Your first impression of Sega Rally Revo is likely to be the one you'll keep all throughout your time with the game, because for as much as things change in the game, they ultimately stay the same. The second you get on a track, you'll know that this is pure arcade driving. Cars are incapable of going off track, with invisible barriers causing vehicles to bounce off everything from trees to minor shrubs. Tight, accurate, frequent powerslides are the name of the game, no matter what surface you might be driving on. And there is a wide variety of surfaces on display.

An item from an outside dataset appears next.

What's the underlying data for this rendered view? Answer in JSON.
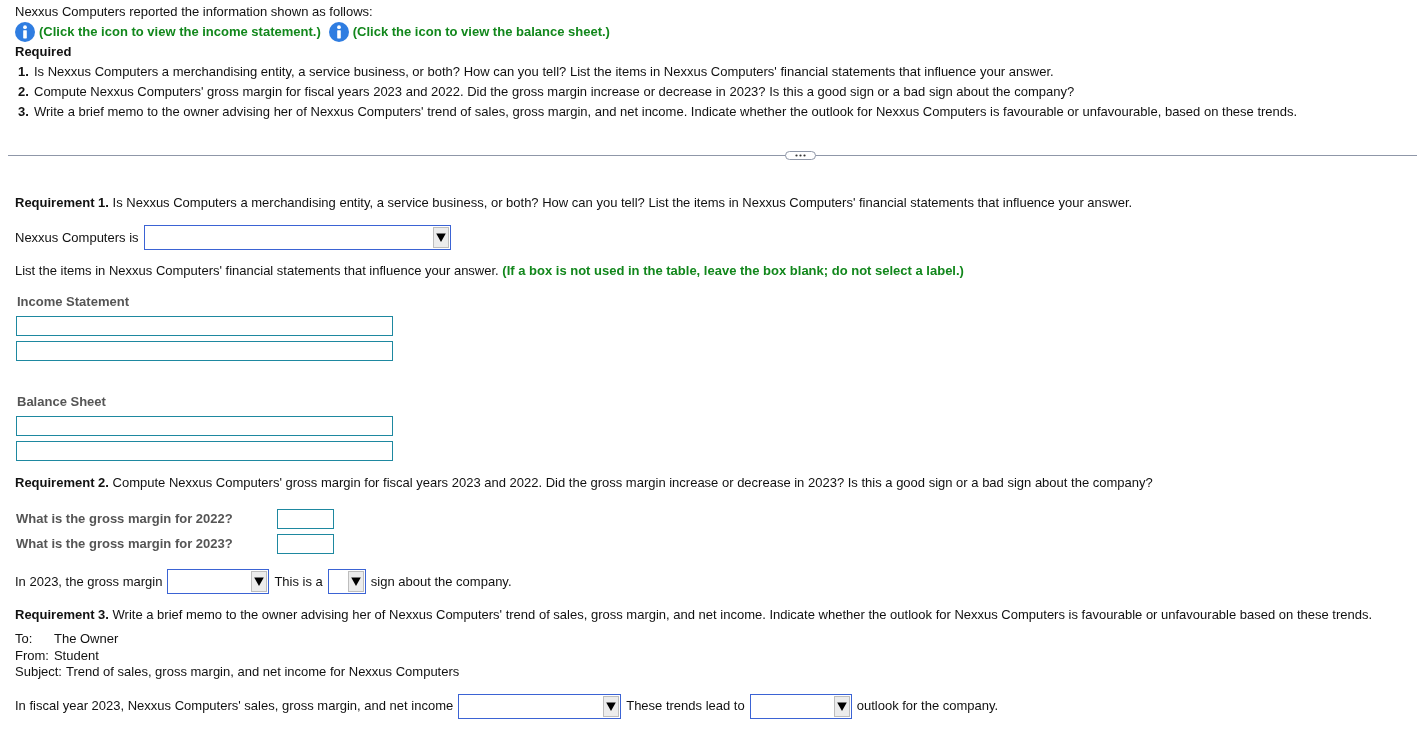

From mud-bogged jungles to sandy beaches to the icy, snowy mountains, you'll encounter all manner of terrain as you drive.

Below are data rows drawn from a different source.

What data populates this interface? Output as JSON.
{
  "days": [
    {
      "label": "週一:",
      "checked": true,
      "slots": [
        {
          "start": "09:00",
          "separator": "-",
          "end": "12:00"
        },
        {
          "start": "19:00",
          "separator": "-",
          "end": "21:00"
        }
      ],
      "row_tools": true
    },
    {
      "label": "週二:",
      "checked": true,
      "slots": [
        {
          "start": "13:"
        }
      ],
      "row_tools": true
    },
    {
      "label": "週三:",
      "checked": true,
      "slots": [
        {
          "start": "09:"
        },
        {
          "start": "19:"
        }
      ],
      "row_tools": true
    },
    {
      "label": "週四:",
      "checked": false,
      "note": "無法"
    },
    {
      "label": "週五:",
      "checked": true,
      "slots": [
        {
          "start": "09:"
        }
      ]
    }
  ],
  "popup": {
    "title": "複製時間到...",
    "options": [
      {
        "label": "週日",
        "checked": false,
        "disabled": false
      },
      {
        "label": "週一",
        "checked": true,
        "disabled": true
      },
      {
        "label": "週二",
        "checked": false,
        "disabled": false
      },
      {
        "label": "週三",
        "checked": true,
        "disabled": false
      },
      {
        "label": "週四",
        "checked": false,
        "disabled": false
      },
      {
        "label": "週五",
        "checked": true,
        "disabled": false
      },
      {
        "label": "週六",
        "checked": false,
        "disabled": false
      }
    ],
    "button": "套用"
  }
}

The terrain is more than window dressing. As drivers race around the track, they're digging up the dirt and snow and whatever else, creating big tears in the track that will actually affect your car's handling when you drive through them. This is where the game's one element of strategy comes into play. These treads are often created over the ideal driving lines. So what do you do? Drive through the harsher portions of the track to keep the proper line? Or take the less beaten path and hope for the best?
As impressive as that notion is, it doesn't necessarily amount to a whole lot. You can get by either way and still perform reasonably well. You'll certainly feel the difference in the track depending on how torn up the surface is, especially if you're playing on the 360, where the force feedback does an absolutely phenomenal job of differentiating the feel of each surface (PS3 owners may want to invest in the Logitech driving wheel, or wait for the DualShock 3 to come around, as the lack of force feedback is a real bummer in this version). It's arguably more important to just get to know the tracks and make precise turns than it is to pay a whole lot of attention to where the torn up track is, especially if you choose the off-road setup prior to a race; the other option, "road," gives you higher speed on flat surfaces, but is ultimately less useful overall. Getting to know the tracks probably won't take you too long, as there are only 23 of them spread across five different environments, and several of those are reverse versions of existing tracks.

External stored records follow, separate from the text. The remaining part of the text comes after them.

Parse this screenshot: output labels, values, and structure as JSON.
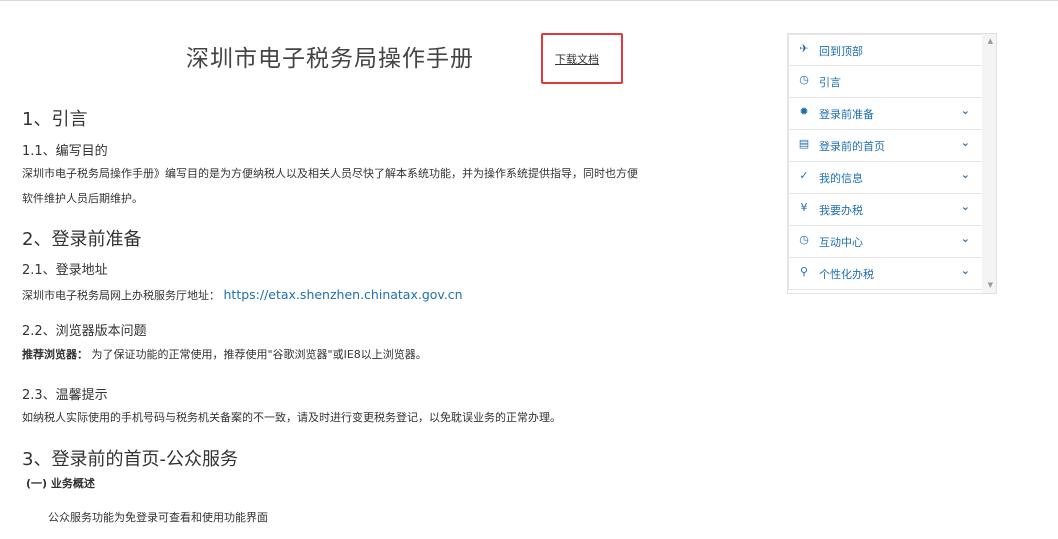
{
  "doc": {
    "title": "深圳市电子税务局操作手册",
    "download_label": "下载文档"
  },
  "sections": {
    "s1": "1、引言",
    "s1_1": "1.1、编写目的",
    "s1_1_text_line1": "深圳市电子税务局操作手册》编写目的是为方便纳税人以及相关人员尽快了解本系统功能，并为操作系统提供指导，同时也方便",
    "s1_1_text_line2": "软件维护人员后期维护。",
    "s2": "2、登录前准备",
    "s2_1": "2.1、登录地址",
    "s2_1_prefix": "深圳市电子税务局网上办税服务厅地址：",
    "s2_1_url": "https://etax.shenzhen.chinatax.gov.cn",
    "s2_2": "2.2、浏览器版本问题",
    "s2_2_label": "推荐浏览器：",
    "s2_2_text": "为了保证功能的正常使用，推荐使用\"谷歌浏览器\"或IE8以上浏览器。",
    "s2_3": "2.3、温馨提示",
    "s2_3_text": "如纳税人实际使用的手机号码与税务机关备案的不一致，请及时进行变更税务登记，以免耽误业务的正常办理。",
    "s3": "3、登录前的首页-公众服务",
    "s3_sub": "(一) 业务概述",
    "s3_text": "公众服务功能为免登录可查看和使用功能界面"
  },
  "nav": {
    "items": [
      {
        "label": "回到顶部",
        "icon": "plane-icon",
        "glyph": "✈",
        "has_chevron": false
      },
      {
        "label": "引言",
        "icon": "clock-icon",
        "glyph": "◷",
        "has_chevron": false
      },
      {
        "label": "登录前准备",
        "icon": "gear-icon",
        "glyph": "✹",
        "has_chevron": true
      },
      {
        "label": "登录前的首页",
        "icon": "list-icon",
        "glyph": "▤",
        "has_chevron": true
      },
      {
        "label": "我的信息",
        "icon": "check-icon",
        "glyph": "✓",
        "has_chevron": true
      },
      {
        "label": "我要办税",
        "icon": "yen-icon",
        "glyph": "¥",
        "has_chevron": true
      },
      {
        "label": "互动中心",
        "icon": "clock-icon",
        "glyph": "◷",
        "has_chevron": true
      },
      {
        "label": "个性化办税",
        "icon": "search-icon",
        "glyph": "⚲",
        "has_chevron": true
      }
    ],
    "chevron_glyph": "⌄"
  },
  "colors": {
    "accent": "#1f6fb0",
    "highlight_border": "#e23a3a"
  }
}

Getting a feel for each track takes some time, and when you pull off those really tight, accurate slides around snow-laden turns, it's a highly satisfying feeling. However, the challenge isn't all reliant on your skill, at least not in the offline game. The computer opponents in Sega Rally Revo are a tough lot, almost irritatingly so. The main issue with the game's artificial intelligence is that it's severely rigid. AI drivers stubbornly refuse to move off their racing lines, even when you're banging into them at high speeds. And yet, on the flipside, they have no issue bopping into you and knocking you into a corner the second you try to pass them. The second they do, they move right back onto their natural line and stay put. The AI also has a tendency to just decide when it wants to win, often blazing by you at crazy speeds not long before the end of a race. Once you get good at cornering, you can start taking the AI to task, but small screw-ups usually amount to you getting hosed for the rest of the race.
The game's singular focus on constant powersliding may drive some people insane.